The Berkeley DB library includes one built-in implementation of this approach, the DB_ENV->open method's DB_REGISTER flag:

If the DB_REGISTER flag is set, each process opening the database environment first checks to see if recovery needs to be performed. If recovery needs to be performed for any reason (including the initial creation of the database environment), and DB_RECOVER is also specified, recovery will be performed and then the open will proceed normally. If recovery needs to be performed and DB_RECOVER is not specified, DB_RUNRECOVERY will be returned. If recovery does not need to be performed, DB_RECOVER will be ignored.

There are three additional requirements for the DB_REGISTER architecture to work:
- First, all applications using the database environment must specify the DB_REGISTER flag when opening the environment. However, there is no additional requirement the application choose a single process to recover the environment, as the first process to open the database environment will know to perform recovery.
- Second, there can only be a single DB_ENV handle per database environment in each process. As the DB_REGISTER locking is per-process, not per-thread, multiple DB_ENV handles in a single environment could race with each other, potentially causing data corruption.
- Third, the DB_REGISTER implementation does not explicitly terminate processes using the database environment which is being recovered. Instead, it relies on the processes themselves noticing the database environment has been discarded from underneath them. For this reason, the DB_REGISTER flag should be used with a mutex implementation that does not block in the operating system, as that risks a thread of control blocking forever on a mutex which will never be granted. Using any test-and-set mutex implementation ensures this cannot happen, and for that reason the DB_REGISTER flag is generally used with a test-and-set mutex implementation.
A second solution for groups of unrelated processes is also based on a "watcher process". This solution is intended for systems where it is not practical to monitor the processes sharing a database environment, but it is possible to monitor the environment to detect if a thread of control has failed holding open Berkeley DB handles.
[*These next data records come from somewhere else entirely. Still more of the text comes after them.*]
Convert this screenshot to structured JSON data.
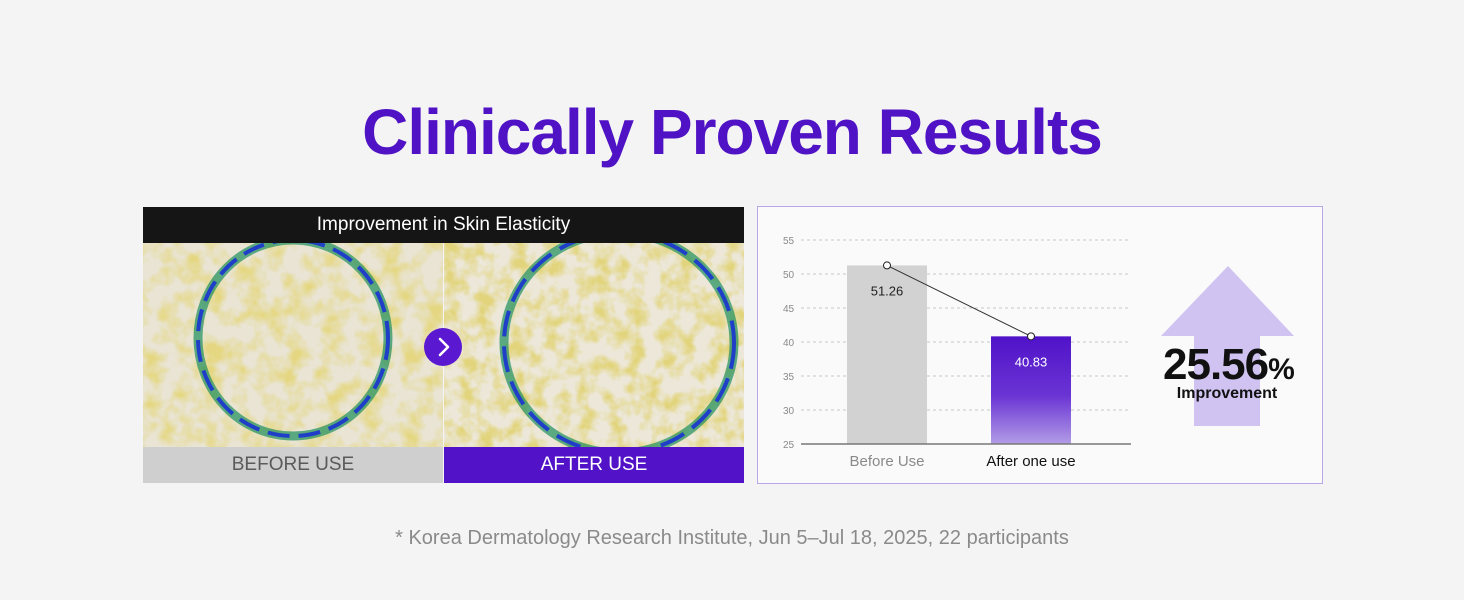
{
  "title": "Clinically Proven Results",
  "comparison": {
    "header": "Improvement in Skin Elasticity",
    "before_label": "BEFORE USE",
    "after_label": "AFTER USE"
  },
  "chart_data": {
    "type": "bar",
    "categories": [
      "Before Use",
      "After one use"
    ],
    "values": [
      51.26,
      40.83
    ],
    "data_labels": [
      "51.26",
      "40.83"
    ],
    "ylim": [
      25,
      55
    ],
    "yticks": [
      25,
      30,
      35,
      40,
      45,
      50,
      55
    ],
    "grid": true,
    "overlay_line": true,
    "colors": [
      "#d2d2d2",
      "#5012c8"
    ]
  },
  "improvement": {
    "value": "25.56",
    "unit": "%",
    "label": "Improvement",
    "arrow_color": "#cbbcf0"
  },
  "footnote": "* Korea Dermatology Research Institute, Jun 5–Jul 18, 2025, 22 participants",
  "accent_color": "#4f12c4"
}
This would be done by having a "watcher" process periodically call the DB_ENV->failchk method. If DB_ENV->failchk returns that the environment can no longer be used, the watcher would then take action, recovering the environment.

The weakness of this approach is that all threads of control using the environment must specify an "ID" function and an "is-alive" function using the DB_ENV->set_thread_id method. (In other words, the Berkeley DB library must be able to assign a unique ID to each thread of control, and additionally determine if the thread of control is still running. It can be difficult to portably provide that information in applications using a variety of different programming languages and running on a variety of different platforms.)

The two described approaches are different, and should not be combined. Applications might use either the DB_REGISTER approach or the DB_ENV->failchk approach, but not both together in the same application. For example, a POSIX application written as a library underneath a wide variety of interfaces and differing APIs might choose the DB_REGISTER approach for a few reasons: first, it does not require making periodic calls to the DB_ENV->failchk method; second, when implementing in a variety of languages, is may be more difficult to specify unique IDs for each thread of control; third, it may be more difficult determine if a thread of control is still running, as any particular thread of control is likely to lack sufficient permissions to signal other processes. Alternatively, an application with a dedicated watcher process, running with appropriate permissions, might choose the DB_ENV->failchk approach as supporting higher overall throughput and reliability, as that approach allows the application to abort unresolved transactions and continue forward without having to recover the database environment.

Obviously, when implementing a process to monitor other threads of control, it is important the watcher process' code be as simple and well-tested as possible, because the application may hang if it fails.